9. Give More Tickets to Women and Many More Will Win

In her column in the Hindustan Times, Lalita Panicker argues that there is a lack of women in the decision making in political parties when it comes to ticket allocation, which reflects in the number of women contesting elections. Debating the perception that politics is a dirty game exclusive to men and that women candidates lack winnability, she argues that in the UP and Punjab elections political parties should give more tickets to women.

The bottom up effect that was to happen when reservations were given to women in local governments in 1994 has not really happened.

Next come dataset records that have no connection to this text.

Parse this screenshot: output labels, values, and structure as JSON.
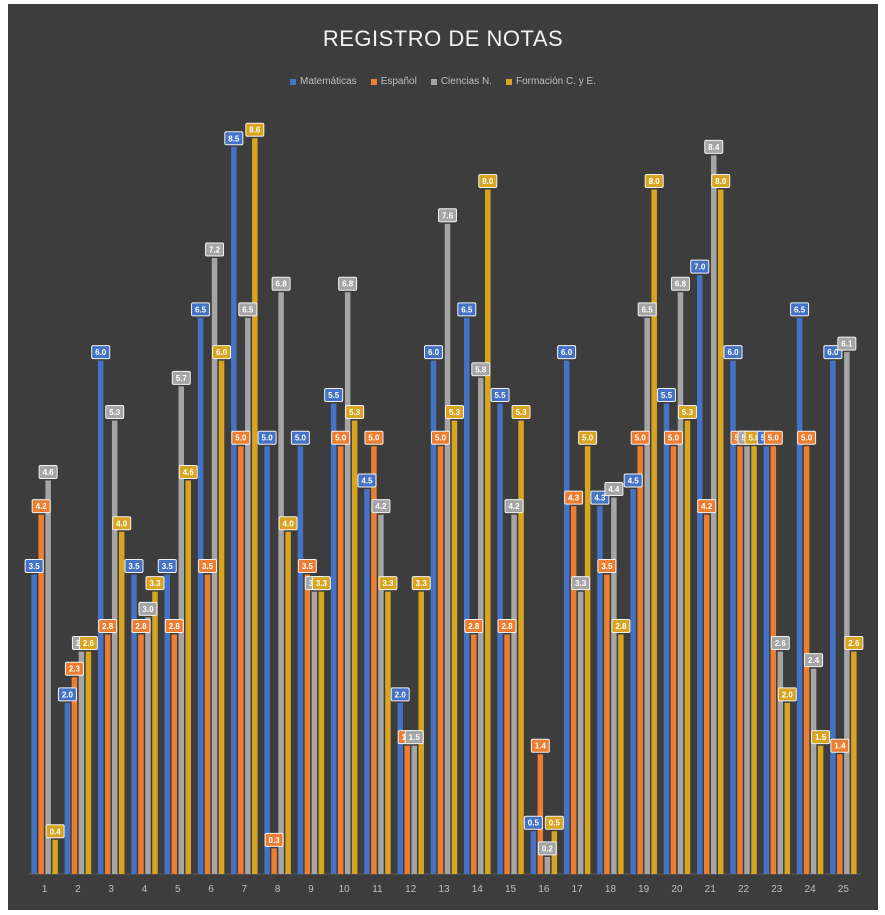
{
  "chart_data": {
    "type": "bar",
    "title": "REGISTRO DE NOTAS",
    "xlabel": "",
    "ylabel": "",
    "ylim": [
      0,
      9
    ],
    "grid": false,
    "legend": "top",
    "categories": [
      "1",
      "2",
      "3",
      "4",
      "5",
      "6",
      "7",
      "8",
      "9",
      "10",
      "11",
      "12",
      "13",
      "14",
      "15",
      "16",
      "17",
      "18",
      "19",
      "20",
      "21",
      "22",
      "23",
      "24",
      "25"
    ],
    "series": [
      {
        "name": "Matemáticas",
        "color": "#4472c4",
        "values": [
          3.5,
          2.0,
          6.0,
          3.5,
          3.5,
          6.5,
          8.5,
          5.0,
          5.0,
          5.5,
          4.5,
          2.0,
          6.0,
          6.5,
          5.5,
          0.5,
          6.0,
          4.3,
          4.5,
          5.5,
          7.0,
          6.0,
          5.0,
          6.5,
          6.0
        ],
        "labels": [
          "3.5",
          "2.0",
          "6.0",
          "3.5",
          "3.5",
          "6.5",
          "8.5",
          "5.0",
          "5.0",
          "5.5",
          "4.5",
          "2.0",
          "6.0",
          "6.5",
          "5.5",
          "0.5",
          "6.0",
          "4.3",
          "4.5",
          "5.5",
          "7.0",
          "6.0",
          "5.0",
          "6.5",
          "6.0"
        ]
      },
      {
        "name": "Español",
        "color": "#ed7d31",
        "values": [
          4.2,
          2.3,
          2.8,
          2.8,
          2.8,
          3.5,
          5.0,
          0.3,
          3.5,
          5.0,
          5.0,
          1.5,
          5.0,
          2.8,
          2.8,
          1.4,
          4.3,
          3.5,
          5.0,
          5.0,
          4.2,
          5.0,
          5.0,
          5.0,
          1.4
        ],
        "labels": [
          "4.2",
          "2.3",
          "2.8",
          "2.8",
          "2.8",
          "3.5",
          "5.0",
          "0.3",
          "3.5",
          "5.0",
          "5.0",
          "1.5",
          "5.0",
          "2.8",
          "2.8",
          "1.4",
          "4.3",
          "3.5",
          "5.0",
          "5.0",
          "4.2",
          "5.0",
          "5.0",
          "5.0",
          "1.4"
        ]
      },
      {
        "name": "Ciencias N.",
        "color": "#a5a5a5",
        "values": [
          4.6,
          2.6,
          5.3,
          3.0,
          5.7,
          7.2,
          6.5,
          6.8,
          3.3,
          6.8,
          4.2,
          1.5,
          7.6,
          5.8,
          4.2,
          0.2,
          3.3,
          4.4,
          6.5,
          6.8,
          8.4,
          5.0,
          2.6,
          2.4,
          6.1
        ],
        "labels": [
          "4.6",
          "2.6",
          "5.3",
          "3.0",
          "5.7",
          "7.2",
          "6.5",
          "6.8",
          "3.3",
          "6.8",
          "4.2",
          "1.5",
          "7.6",
          "5.8",
          "4.2",
          "0.2",
          "3.3",
          "4.4",
          "6.5",
          "6.8",
          "8.4",
          "5.0",
          "2.6",
          "2.4",
          "6.1"
        ]
      },
      {
        "name": "Formación C. y E.",
        "color": "#d9a520",
        "values": [
          0.4,
          2.6,
          4.0,
          3.3,
          4.6,
          6.0,
          8.6,
          4.0,
          3.3,
          5.3,
          3.3,
          3.3,
          5.3,
          8.0,
          5.3,
          0.5,
          5.0,
          2.8,
          8.0,
          5.3,
          8.0,
          5.0,
          2.0,
          1.5,
          2.6
        ],
        "labels": [
          "0.4",
          "2.6",
          "4.0",
          "3.3",
          "4.6",
          "6.0",
          "8.6",
          "4.0",
          "3.3",
          "5.3",
          "3.3",
          "3.3",
          "5.3",
          "8.0",
          "5.3",
          "0.5",
          "5.0",
          "2.8",
          "8.0",
          "5.3",
          "8.0",
          "5.0",
          "2.0",
          "1.5",
          "2.6"
        ]
      }
    ]
  }
}
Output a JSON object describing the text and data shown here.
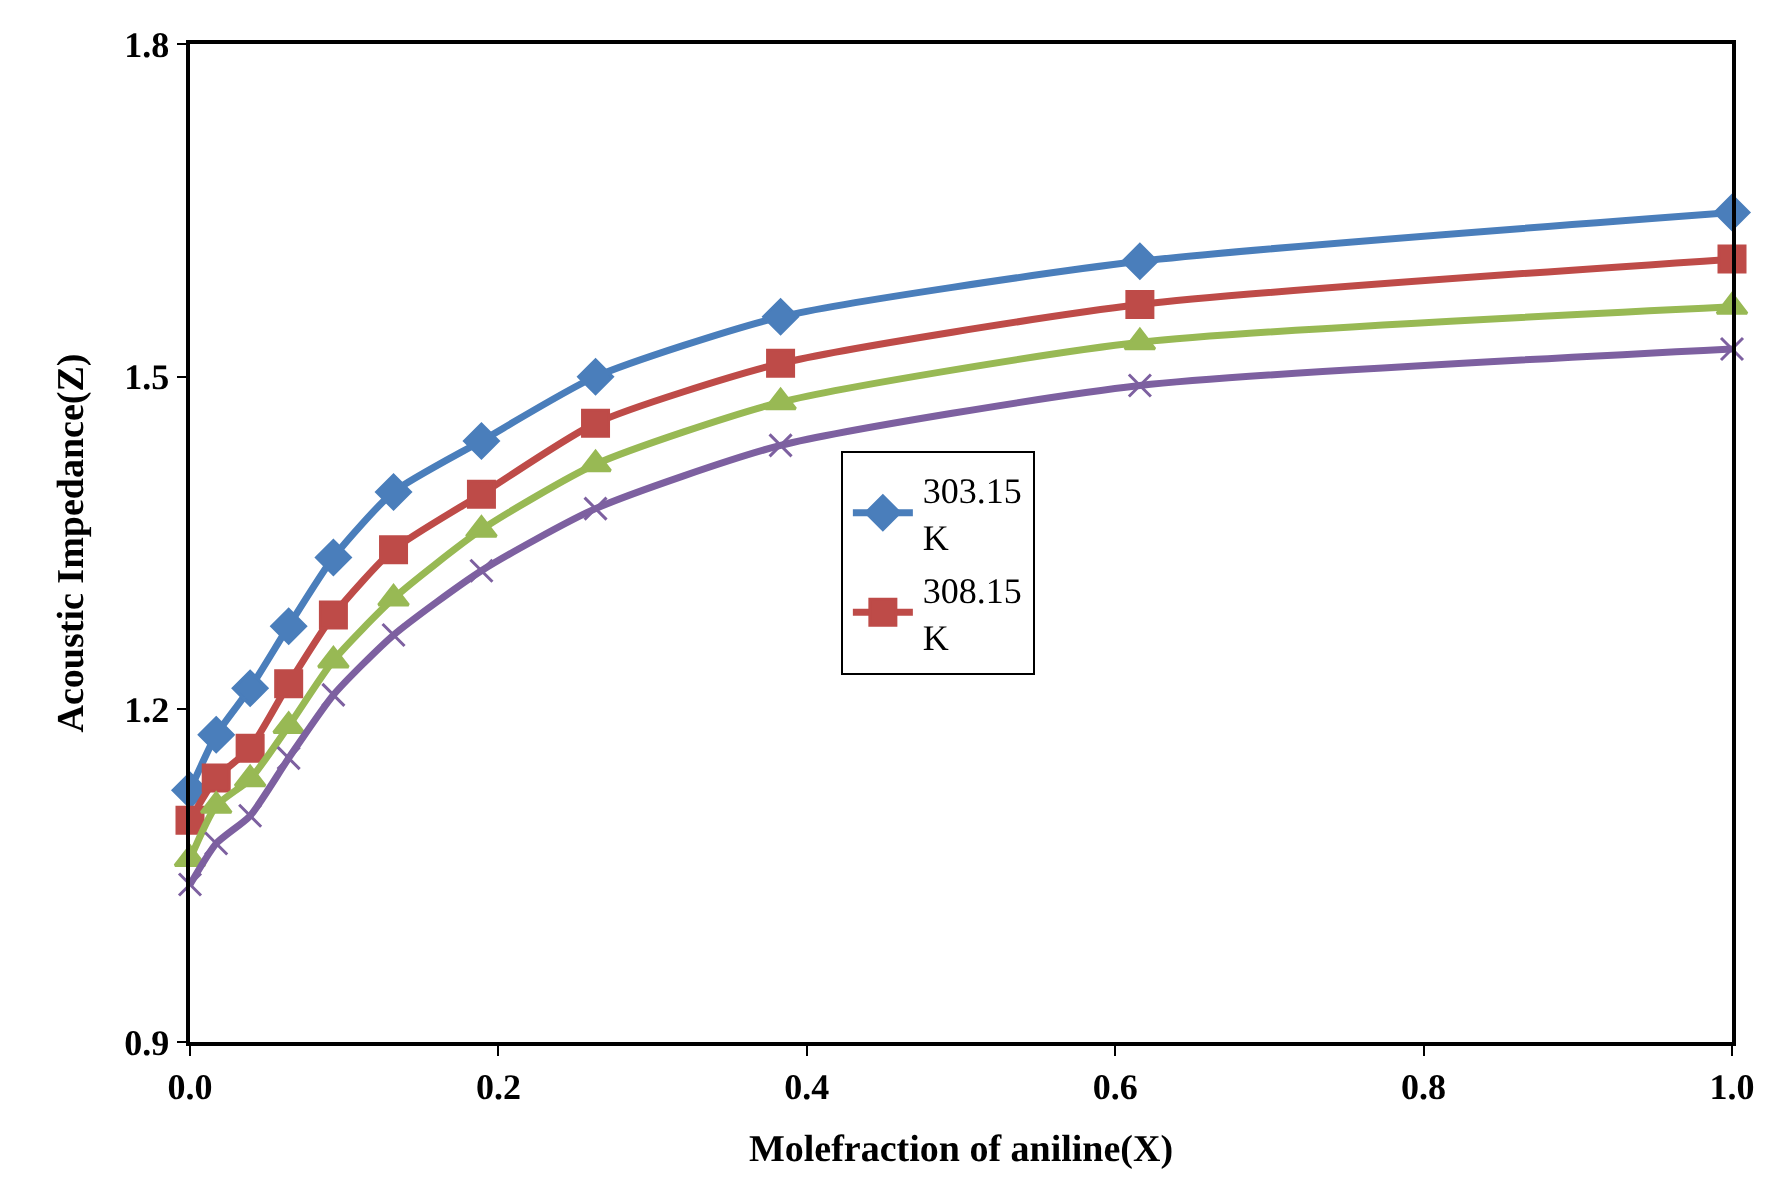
{
  "chart_data": {
    "type": "line",
    "xlabel": "Molefraction of aniline(X)",
    "ylabel": "Acoustic Impedance(Z)",
    "x": [
      0,
      0.017,
      0.039,
      0.064,
      0.093,
      0.132,
      0.189,
      0.263,
      0.383,
      0.616,
      1.0
    ],
    "xlim": [
      0,
      1.0
    ],
    "xticks": [
      {
        "value": 0,
        "label": "0.0"
      },
      0.2,
      0.4,
      0.6,
      0.8,
      {
        "value": 1.0,
        "label": "1.0"
      }
    ],
    "ylim": [
      0.9,
      1.8
    ],
    "yticks": [
      0.9,
      1.2,
      1.5,
      1.8
    ],
    "legend": "center",
    "series": [
      {
        "name": "303.15 K",
        "color": "#4a7ebb",
        "marker": "diamond",
        "values": [
          1.127,
          1.177,
          1.219,
          1.275,
          1.337,
          1.396,
          1.442,
          1.5,
          1.554,
          1.604,
          1.648
        ]
      },
      {
        "name": "308.15 K",
        "color": "#be4b48",
        "marker": "square",
        "values": [
          1.1,
          1.138,
          1.165,
          1.223,
          1.285,
          1.344,
          1.394,
          1.458,
          1.512,
          1.565,
          1.606
        ]
      },
      {
        "color": "#98b954",
        "marker": "triangle",
        "values": [
          1.065,
          1.113,
          1.137,
          1.185,
          1.244,
          1.3,
          1.362,
          1.421,
          1.477,
          1.531,
          1.563
        ]
      },
      {
        "color": "#7d60a0",
        "marker": "cross",
        "values": [
          1.042,
          1.079,
          1.104,
          1.156,
          1.213,
          1.267,
          1.325,
          1.381,
          1.438,
          1.492,
          1.525
        ]
      }
    ]
  }
}
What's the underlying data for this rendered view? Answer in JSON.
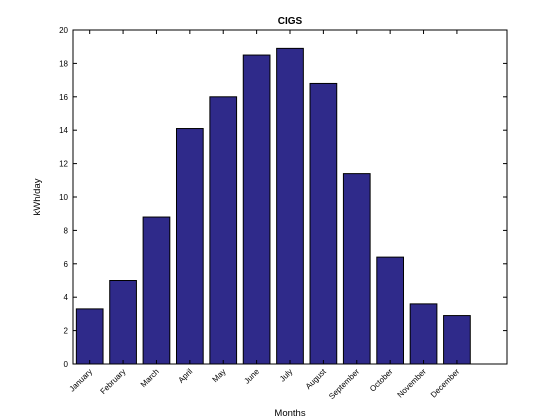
{
  "chart_data": {
    "type": "bar",
    "title": "CIGS",
    "xlabel": "Months",
    "ylabel": "kWh/day",
    "categories": [
      "January",
      "February",
      "March",
      "April",
      "May",
      "June",
      "July",
      "August",
      "September",
      "October",
      "November",
      "December"
    ],
    "values": [
      3.3,
      5.0,
      8.8,
      14.1,
      16.0,
      18.5,
      18.9,
      16.8,
      11.4,
      6.4,
      3.6,
      2.9
    ],
    "yticks": [
      "0",
      "2",
      "4",
      "6",
      "8",
      "10",
      "12",
      "14",
      "16",
      "18",
      "20"
    ],
    "ylim": [
      0,
      20
    ],
    "grid": false,
    "bar_color": "#2f2a8a",
    "bar_edge_color": "#000000"
  }
}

At that time the belief was that once the participation of women in panchayats reached a critical mass, the gender equations in politics would change. If that had happened, we would not have just 11.23% of women in the Lok Sabha and 11.62% in the Rajya Sabha. At the same time, more and more women seem invested in the electoral process with many states reporting higher turnouts of women than men. In the last election, 65.63% of women turned out to vote, just a little behind the 67.09% of men.